Dodi Battaglia: “La Calabria non ha nulla da invidiare alle colline del Chianti”

Dom, 23/08/2020 - 10:00

Martedì sera, a Portigliola, è avvenuto un piccolo miracolo. Grazie all’impegno sorprendente del sindaco Rocco Luglio, infatti, è stato organizzato un concerto che non solo ha permesso di portare dinanzi al Teatro Greco Romano un grande nome della musica internazionale e ha dimostrato la capacità di crescita del Festival del Teatro Classico “Tra Mito e Storia”, ma ha anche sfidato con un’organizzazione davvero impeccabile il recente irrigidimento delle norme anticontagio emanate dalla Regione Calabria e dal governo per arginare i nuovi focolai da Covid-19. E così, proprio quando tutti erano pronti a scommettere contro il piccolo comune, Dodi Battaglia, “il migliore chitarrista d’Europa”, che ha fatto della militanza nel gruppo pop-rock “Pooh” una ragione di vita, si è esibito in un concerto trascinante, che ha ripercorso la sua straordinaria carriera. Poco prima che salisse sul palco, abbiamo avuto il privilegio di parlare con lui.
Il suo concerto di questa sera sarà indubbiamente il modo migliore di allontanare le paure legate alla pandemia e di continuare il percorso avviato con la ripartenza.

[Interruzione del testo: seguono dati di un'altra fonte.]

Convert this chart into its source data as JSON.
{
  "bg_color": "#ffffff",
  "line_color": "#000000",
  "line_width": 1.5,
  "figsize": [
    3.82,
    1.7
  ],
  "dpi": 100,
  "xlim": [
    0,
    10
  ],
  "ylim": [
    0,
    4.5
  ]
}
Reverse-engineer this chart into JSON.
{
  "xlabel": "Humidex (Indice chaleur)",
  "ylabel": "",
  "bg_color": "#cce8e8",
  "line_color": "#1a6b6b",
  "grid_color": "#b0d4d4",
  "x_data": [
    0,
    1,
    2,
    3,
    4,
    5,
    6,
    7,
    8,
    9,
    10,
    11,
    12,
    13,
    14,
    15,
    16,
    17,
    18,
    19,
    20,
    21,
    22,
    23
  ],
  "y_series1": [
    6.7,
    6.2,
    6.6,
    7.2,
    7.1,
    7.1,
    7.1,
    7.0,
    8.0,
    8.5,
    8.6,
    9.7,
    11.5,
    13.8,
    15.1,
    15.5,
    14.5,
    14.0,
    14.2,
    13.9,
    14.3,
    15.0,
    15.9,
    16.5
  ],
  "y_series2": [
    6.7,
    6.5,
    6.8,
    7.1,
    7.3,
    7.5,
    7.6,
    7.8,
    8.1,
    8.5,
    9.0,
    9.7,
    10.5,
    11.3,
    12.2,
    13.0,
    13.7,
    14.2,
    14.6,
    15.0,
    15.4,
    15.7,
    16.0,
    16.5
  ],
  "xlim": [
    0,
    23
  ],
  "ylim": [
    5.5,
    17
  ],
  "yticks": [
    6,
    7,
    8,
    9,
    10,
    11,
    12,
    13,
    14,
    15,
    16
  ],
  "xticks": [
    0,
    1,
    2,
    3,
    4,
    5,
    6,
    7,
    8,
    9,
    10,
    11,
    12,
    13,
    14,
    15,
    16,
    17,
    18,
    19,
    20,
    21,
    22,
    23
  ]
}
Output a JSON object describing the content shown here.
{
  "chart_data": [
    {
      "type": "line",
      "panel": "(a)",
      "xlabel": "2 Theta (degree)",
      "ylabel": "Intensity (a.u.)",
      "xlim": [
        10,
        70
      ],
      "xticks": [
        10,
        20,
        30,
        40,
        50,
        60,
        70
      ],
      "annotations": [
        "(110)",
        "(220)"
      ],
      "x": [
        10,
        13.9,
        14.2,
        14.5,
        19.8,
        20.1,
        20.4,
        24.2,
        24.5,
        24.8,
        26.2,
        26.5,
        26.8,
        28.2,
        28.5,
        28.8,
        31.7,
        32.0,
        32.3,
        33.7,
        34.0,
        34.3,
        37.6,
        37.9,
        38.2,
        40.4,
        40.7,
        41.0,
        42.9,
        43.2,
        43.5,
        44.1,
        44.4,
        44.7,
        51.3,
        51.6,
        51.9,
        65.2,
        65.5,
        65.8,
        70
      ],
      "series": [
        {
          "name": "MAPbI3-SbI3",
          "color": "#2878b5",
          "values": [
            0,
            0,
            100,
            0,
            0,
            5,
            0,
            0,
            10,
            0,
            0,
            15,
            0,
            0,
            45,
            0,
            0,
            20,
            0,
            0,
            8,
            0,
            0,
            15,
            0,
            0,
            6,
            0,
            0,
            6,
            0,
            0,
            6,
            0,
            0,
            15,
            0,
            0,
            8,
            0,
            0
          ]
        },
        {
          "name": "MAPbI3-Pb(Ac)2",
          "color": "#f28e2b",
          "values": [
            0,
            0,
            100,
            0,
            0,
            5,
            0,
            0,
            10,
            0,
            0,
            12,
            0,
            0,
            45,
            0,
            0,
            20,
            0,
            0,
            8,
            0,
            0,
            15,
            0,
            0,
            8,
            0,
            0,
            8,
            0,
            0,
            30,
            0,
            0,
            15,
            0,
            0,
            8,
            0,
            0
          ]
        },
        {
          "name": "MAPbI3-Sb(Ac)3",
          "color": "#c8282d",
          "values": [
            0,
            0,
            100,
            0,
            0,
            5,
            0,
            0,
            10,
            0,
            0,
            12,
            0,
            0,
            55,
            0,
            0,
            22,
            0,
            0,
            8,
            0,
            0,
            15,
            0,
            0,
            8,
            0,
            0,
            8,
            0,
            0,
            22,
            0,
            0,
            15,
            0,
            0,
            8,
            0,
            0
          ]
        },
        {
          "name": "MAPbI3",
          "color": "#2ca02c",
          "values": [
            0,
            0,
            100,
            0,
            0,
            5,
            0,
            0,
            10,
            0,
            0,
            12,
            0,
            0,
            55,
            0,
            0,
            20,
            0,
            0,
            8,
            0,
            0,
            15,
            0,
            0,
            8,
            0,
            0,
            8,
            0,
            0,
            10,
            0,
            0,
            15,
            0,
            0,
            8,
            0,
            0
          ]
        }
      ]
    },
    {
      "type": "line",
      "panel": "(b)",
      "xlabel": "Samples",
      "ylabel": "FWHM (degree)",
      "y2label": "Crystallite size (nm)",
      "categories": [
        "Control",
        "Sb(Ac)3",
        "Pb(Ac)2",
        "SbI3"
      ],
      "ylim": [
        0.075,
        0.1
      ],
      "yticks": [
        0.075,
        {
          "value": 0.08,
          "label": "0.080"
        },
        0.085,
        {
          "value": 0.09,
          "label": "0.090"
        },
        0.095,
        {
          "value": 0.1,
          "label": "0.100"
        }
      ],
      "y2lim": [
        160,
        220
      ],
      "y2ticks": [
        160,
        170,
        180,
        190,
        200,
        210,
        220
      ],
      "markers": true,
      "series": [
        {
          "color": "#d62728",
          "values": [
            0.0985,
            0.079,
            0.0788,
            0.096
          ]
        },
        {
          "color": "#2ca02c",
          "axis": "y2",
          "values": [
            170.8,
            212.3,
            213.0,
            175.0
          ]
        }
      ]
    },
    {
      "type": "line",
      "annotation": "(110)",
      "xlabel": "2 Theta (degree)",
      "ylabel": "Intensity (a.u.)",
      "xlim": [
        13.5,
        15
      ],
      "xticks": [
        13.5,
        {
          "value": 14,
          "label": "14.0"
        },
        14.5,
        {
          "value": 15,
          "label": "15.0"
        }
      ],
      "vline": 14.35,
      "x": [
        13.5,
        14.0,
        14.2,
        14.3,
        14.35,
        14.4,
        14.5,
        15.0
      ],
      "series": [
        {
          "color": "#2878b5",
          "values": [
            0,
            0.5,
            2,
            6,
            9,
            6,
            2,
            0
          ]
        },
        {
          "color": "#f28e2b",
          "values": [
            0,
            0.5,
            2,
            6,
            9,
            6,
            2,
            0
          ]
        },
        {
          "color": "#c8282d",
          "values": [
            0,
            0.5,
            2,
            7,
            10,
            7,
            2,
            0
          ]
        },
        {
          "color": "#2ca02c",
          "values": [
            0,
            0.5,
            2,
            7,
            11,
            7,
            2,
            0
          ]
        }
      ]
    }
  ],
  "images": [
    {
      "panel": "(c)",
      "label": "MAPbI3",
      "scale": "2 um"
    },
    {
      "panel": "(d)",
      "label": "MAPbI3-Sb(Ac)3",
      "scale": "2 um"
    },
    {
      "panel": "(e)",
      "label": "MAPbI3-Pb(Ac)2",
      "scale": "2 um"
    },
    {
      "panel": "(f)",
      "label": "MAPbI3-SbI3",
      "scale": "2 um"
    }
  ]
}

Sono molto contento di essere qui. È un posto bellissimo e, anche arrivando nel vostro comprensorio, ho capito che questa terra promette ciò che poi mantiene. Anche solo osservando il paesaggio mi sono reso conto che non avete nulla da invidiare alle colline del Chianti. Bellissimo. Sono qui grazie a un amico, Rocco Luglio, con il quale mi incontro in occasioni meno festaiole, ma sempre con grande piacere. Tanto che considero la Calabria un po’ casa mia.
Ci fa piacere sentirlo. Siamo dinanzi all’unica tappa del suo tour estivo.
In realtà avremmo dovuto fare un concerto anche giovedì, ma è stato disdetto all’ultimo per i problemi noti legati al Covid-19 e dovremmo avere un altro concerto il 29 agosto, in provincia di Avellino, sempre che non emergano altri problemi. Diciamo che questa è stata l’unica tappa confermata fin da subito e quella con la quale riparte il mio tour.
Tour che riparte con una forza di volontà che dimostra come la musica non si faccia fermare dalla pandemia, ma continui a varcare luoghi e confini.
Beh, del resto lo dice anche la celebre canzone: “Chi fermerà la musica?” Chi prova a fermarla è perché non è in grado di comprenderla e assume nei suoi confronti anche un po’ il ruolo dello iettatore. In questi mesi la musica è stato un motivo di aggregazione per le persone, per rimanere in contatto anche durante questo periodo difficile, per realizzare tante cose prima impensabili. Durante il periodo del lockdown, ad esempio, io ho realizzato molti progetti che non avrei portato a termine se fossi stato in giro a suonare. Ma forse anche per coronarli è arrivato adesso il momento di tornare sul palco, facendo così in modo che la musica torni a rivestire il ruolo che le compete.
Un ruolo aggregatore che è già stato abbondantemente dimostrato durante la serata di martedì e che non vediamo l’ora di sperimentare nuovamente anche durante le restanti serate di questa comunque indimenticabile estate locridea.